Therefore, a method for vitrifying and storing pork morula and blastocyst without directly bringing the vitrification solution containing the embryo into contact with liquid nitrogen has been desired in order to hygienically preserve porcine embryos at ultra-low temperature.

Nakashima H. et al., Nature 1995; 373, 416Nakashima H. et al., Nature 1995; 373, 416 Vajta G. et al., Mol. Reprod. Dev., 1998, 51: 53-8Vajta G. et al., Mol. Reprod. Dev., 1998, 51: 53-8 Kouji Misumi. Et al., Therio, 2003, 60, 253-260Kouji Misumi. Et al., Therio, 2003, 60, 253-260 特開2002−212001号公報Japanese Patent Laid-Open No. 2002-212001

従って、本発明は、
1.疾病制御にも応用できる、完全な透明体に包まれた豚桑実胚及び胚盤胞の超低温保存
2.汚染の可能性がある液体窒素と、胚を含むガラス化液とが、直接接触することのない
方法での豚胚の超低温保存
3.簡易な方法による豚胚のガラス化保存
上記の条件を満たした豚胚の超低温保存技術の開発を目的とする。 Therefore, the present invention
1. 1. Cryogenic preservation of pork mulberry embryos and blastocysts encased in a completely transparent body that can be applied to disease control 2. Cryopreservation of pig embryos in such a way that liquid nitrogen, which can be contaminated, and vitrification fluid containing embryos are not in direct contact.

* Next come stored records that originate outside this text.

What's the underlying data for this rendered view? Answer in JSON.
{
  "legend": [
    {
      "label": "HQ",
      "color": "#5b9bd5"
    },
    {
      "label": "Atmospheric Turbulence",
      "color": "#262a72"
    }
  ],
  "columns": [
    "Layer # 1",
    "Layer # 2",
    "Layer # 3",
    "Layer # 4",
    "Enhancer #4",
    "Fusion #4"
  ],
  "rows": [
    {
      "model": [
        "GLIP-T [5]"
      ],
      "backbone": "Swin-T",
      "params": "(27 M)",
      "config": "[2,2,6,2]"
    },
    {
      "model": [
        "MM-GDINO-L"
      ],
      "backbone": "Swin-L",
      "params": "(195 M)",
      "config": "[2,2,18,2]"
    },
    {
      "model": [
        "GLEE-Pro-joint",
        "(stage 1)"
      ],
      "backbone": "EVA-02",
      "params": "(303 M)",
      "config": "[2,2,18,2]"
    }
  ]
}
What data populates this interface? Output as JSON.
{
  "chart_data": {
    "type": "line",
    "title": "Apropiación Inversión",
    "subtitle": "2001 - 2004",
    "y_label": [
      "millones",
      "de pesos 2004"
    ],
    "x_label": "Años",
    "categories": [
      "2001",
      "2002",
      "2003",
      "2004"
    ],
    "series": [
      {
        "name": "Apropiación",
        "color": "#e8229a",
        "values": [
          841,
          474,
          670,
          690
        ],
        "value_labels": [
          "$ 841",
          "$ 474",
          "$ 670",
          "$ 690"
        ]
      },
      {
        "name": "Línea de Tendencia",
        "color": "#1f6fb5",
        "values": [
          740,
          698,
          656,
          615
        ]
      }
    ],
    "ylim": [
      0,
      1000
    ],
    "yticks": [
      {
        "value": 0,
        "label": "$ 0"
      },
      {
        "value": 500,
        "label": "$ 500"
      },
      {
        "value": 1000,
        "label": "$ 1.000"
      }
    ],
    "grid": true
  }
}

Vitreous preservation of pig embryos by a simple method The aim is to develop a technique for cryogenic preservation of pig embryos that satisfies the above conditions.

本発明者らは、前記目的を達成するために、新たなガラス化保存具及びガラス化保存方法の開発が必要であると考えた。
そこで、鋭意検討を重ねた結果、本発明者らは、胚を含むガラス化溶液を付着・保持させて筒状の収容具に収容することにより、胚を液体窒素に直接接触させずにガラス化保存できるガラス化保存具を開発した。
そして、このガラス化保存具を用いたガラス化方法によって豚胚をガラス化保存し、その後融解させた豚胚を受胚豚に移植することにより、子豚を生産することに成功した。
これらの知見に基き、本発明者らは本発明を完成するに至った。 The present inventors considered that the development of a new vitrification storage device and a vitrification storage method is necessary to achieve the above object.
Thus, as a result of extensive studies, the present inventors attached vitrification solution containing embryos and held them in a cylindrical container so that the embryos were vitrified without directly contacting liquid nitrogen. A vitrification storage device that can be stored has been developed.
And the pig embryo was vitrified and preserved by the vitrification method using this vitrification preservation tool, and it succeeded in producing a piglet by transplanting the thawed pig embryo to a recipient pig after that.
Based on these findings, the present inventors have completed the present invention.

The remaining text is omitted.